Wooyoung masuk ke dalam mobilnya, seraya membanting pintu secara kasar.
Sebagai pihak yang ingin meminta maaf, Yunho mencoba untuk tak mempermasalahkannya. Yunho hanya diam memperhatikannya, yang tengah menaruh tasnya ke jok belakang. Sehingga bisa untuknya mengambil kesempatan, memasangkan sabuk pengaman untuknya.
Jadi Wooyoung melihatnya, menyipit ketus. "Sadar kamu salah?"
"Iya, aku salah." Yunho menjawab pelan, sebelum tatapannya naik ke arah sorot mata Wooyoung. "Maafin aku, ya?"
"Enak banget minta maaf beres nampar aku di depan umum?" tanya Wooyoung, kasar dari intonasi, pun dorongannya pada lengan Yunho.
Di mana Yunho menatapnya, menahan diri untuk tak membalas. "Cuma di depan satu orang."
"Cuma, buat kamu?" Wooyoung menaikan nada bicaranya, tersinggung. Lagi, dirinya mendorong Yunho di dadanya. "Cuma yang kamu bilang itu ada satu orang! Satu orang! Kamu mau lebih belain orang lain dari pada aku?"
"Gak gitu, sayang."
"Ya, terus, kenapa?!"
Yunho melihat ke sekitar, memastikan sejenak sebelum menatapnya lagi. "Kamu yakin mau kita berantem di parkiran bank?"
"Jawab dulu!"
Bentakan Wooyoung mendorong Yunho pada helaan napas selanjutnya. Untuk pasrah terhadapnya. "Iya, aku minta maaf karena udah tampar kamu di depan Mingi. Aku janji gak bakal--"
"Kenapa sebut namanya?!" potong Wooyoung.

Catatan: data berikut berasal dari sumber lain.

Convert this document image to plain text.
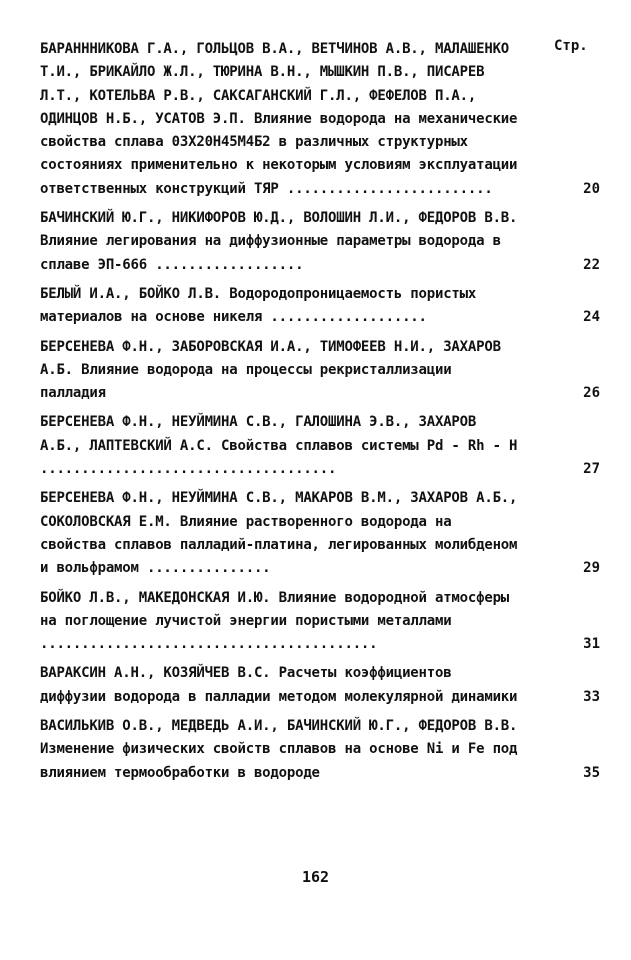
Стр.
БАРАНННИКОВА Г.А., ГОЛЬЦОВ В.А., ВЕТЧИНОВ А.В., МАЛАШЕНКО Т.И., БРИКАЙЛО Ж.Л., ТЮРИНА В.Н., МЫШКИН П.В., ПИСАРЕВ Л.Т., КОТЕЛЬВА Р.В., САКСАГАНСКИЙ Г.Л., ФЕФЕЛОВ П.А., ОДИНЦОВ Н.Б., УСАТОВ Э.П. Влияние водорода на механические свойства сплава 03Х20Н45М4Б2 в различных структурных состояниях применительно к некоторым условиям эксплуатации ответственных конструкций ТЯР .........................	20
БАЧИНСКИЙ Ю.Г., НИКИФОРОВ Ю.Д., ВОЛОШИН Л.И., ФЕДОРОВ В.В. Влияние легирования на диффузионные параметры водорода в сплаве ЭП-666 ..................	22
БЕЛЫЙ И.А., БОЙКО Л.В. Водородопроницаемость пористых материалов на основе никеля ...................	24
БЕРСЕНЕВА Ф.Н., ЗАБОРОВСКАЯ И.А., ТИМОФЕЕВ Н.И., ЗАХАРОВ А.Б. Влияние водорода на процессы рекристаллизации палладия	26
БЕРСЕНЕВА Ф.Н., НЕУЙМИНА С.В., ГАЛОШИНА Э.В., ЗАХАРОВ А.Б., ЛАПТЕВСКИЙ А.С. Свойства сплавов системы Pd - Rh - H ....................................	27
БЕРСЕНЕВА Ф.Н., НЕУЙМИНА С.В., МАКАРОВ В.М., ЗАХАРОВ А.Б., СОКОЛОВСКАЯ Е.М. Влияние растворенного водорода на свойства сплавов палладий-платина, легированных молибденом и вольфрамом ...............	29
БОЙКО Л.В., МАКЕДОНСКАЯ И.Ю. Влияние водородной атмосферы на поглощение лучистой энергии пористыми металлами .........................................	31
ВАРАКСИН А.Н., КОЗЯЙЧЕВ В.С. Расчеты коэффициентов диффузии водорода в палладии методом молекулярной динамики	33
ВАСИЛЬКИВ О.В., МЕДВЕДЬ А.И., БАЧИНСКИЙ Ю.Г., ФЕДОРОВ В.В. Изменение физических свойств сплавов на основе Ni и Fe под влиянием термообработки в водороде	35
162
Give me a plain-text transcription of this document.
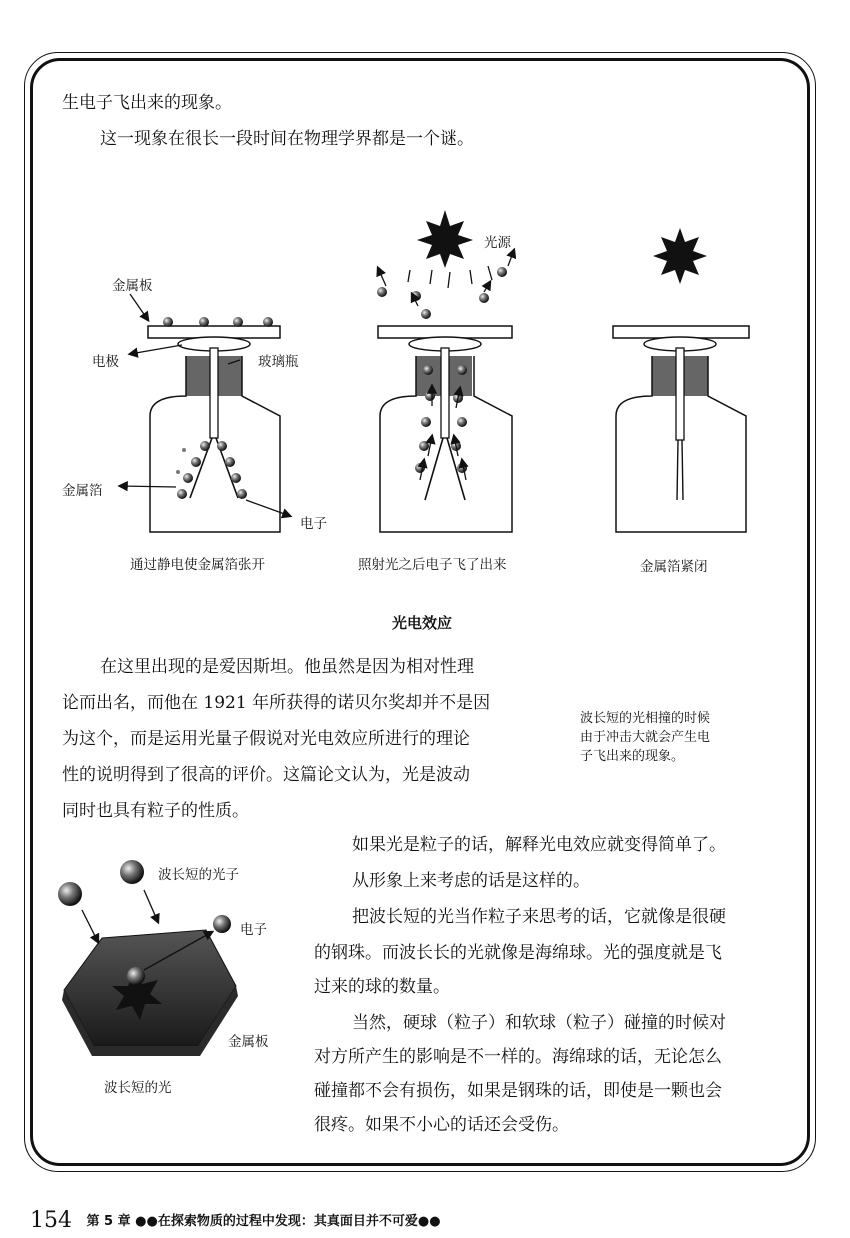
生电子飞出来的现象。
这一现象在很长一段时间在物理学界都是一个谜。
金属板
电极	玻璃瓶
金属箔
电子
光源
通过静电使金属箔张开	照射光之后电子飞了出来	金属箔紧闭
光电效应
在这里出现的是爱因斯坦。他虽然是因为相对性理
论而出名，而他在 1921 年所获得的诺贝尔奖却并不是因
为这个，而是运用光量子假说对光电效应所进行的理论
性的说明得到了很高的评价。这篇论文认为，光是波动
同时也具有粒子的性质。
波长短的光相撞的时候
由于冲击大就会产生电
子飞出来的现象。
波长短的光子
电子
金属板
波长短的光
如果光是粒子的话，解释光电效应就变得简单了。
从形象上来考虑的话是这样的。
把波长短的光当作粒子来思考的话，它就像是很硬
的钢珠。而波长长的光就像是海绵球。光的强度就是飞
过来的球的数量。
当然，硬球（粒子）和软球（粒子）碰撞的时候对
对方所产生的影响是不一样的。海绵球的话，无论怎么
碰撞都不会有损伤，如果是钢珠的话，即使是一颗也会
很疼。如果不小心的话还会受伤。
154 第 5 章 ●●在探索物质的过程中发现：其真面目并不可爱●●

Untuk itu Yunho memilih mundur, menyentuh setirnya setelah menyalakan mesinnya kembali. "Kita pulang dulu, ya? Jangan berantem di luar."
"Aku gak mau kemana-mana kalau kamu belum minta maaf!"
"Terus kamu maunya aku gimana?" tanya Yunho yang dipaksa untuk berhenti, dalam niatnya untuk keluar dari area parkir tersebut. "Aku gak bisa ulang waktu. Mingi sudah terlanjur lihat dan--"
"Kenapa disebut terus namanya?!"
"Kenapa kamu jadi sensitif sama Mingi?"
"Ya, karena--!" Wooyoung membentak, tapi terhenti sejenak--memikirkan balasannya secara cepat. "Ya... karena kamu sendiri bahkan gak bisa jelasin ke aku, kenapa aku nemuin kalian berdua di belakang?! Berdua?! Berduaan?!"
Yunho benar-benar dalam keadaan pasrah ketika menatapnya. "I was angry, Sayang. Ada orang, datang ke cafe, yang ngeklaim kalau dia jadi korban kamu--entah apa yang kamu janjiin ke dia, yang pasti dia bisa nemuin aku dan berlagak seperti 'penyelamat' untuk selamatin aku dari pacarku yang hobi selingkuh."
Penjelasan itu menahan Wooyoung, pada kenyataan yang lebih jelas tapi tak membuatnya ingin melunak. "Terus?!"
"Aku marah, dan aku gak bisa kalau orang-orang lihat aku marah. Jadi aku ke belakang, dan Min--orang itu, cuma bantu nenangin aku, karena kebetulan kami lagi ngobrol." lanjut Yunho untuk menjelaskannya dan sudah bisa menangkap bahwa Wooyoung akan bertanya lagi jika tak detail, maka dia mengimbuhinya. "Kami ngobrolin kerjaan dia, gak lebih. Anggap aja karena satu almamater. Toh, kamu duluan yang temenan sama dia, 'kan?"
"Kami gak temenan?" Wooyoung membalas ketus tapi intonasinya mulai turun.
Maka dari itu, Yunho bisa untuk mengimbanginya. "Ya, seenggaknya kamu tau, dia jadi pelanggan tetap dan aku, seperti biasa, cuma suka ajak ngobrol pelangganku agar mereka nyaman--setiap kali duduk di depan."
"Hm."
"Sekarang, bisa aku minta kamu sesuatu?"
Wooyoung meliriknya, menatap malas. "Minta apa?"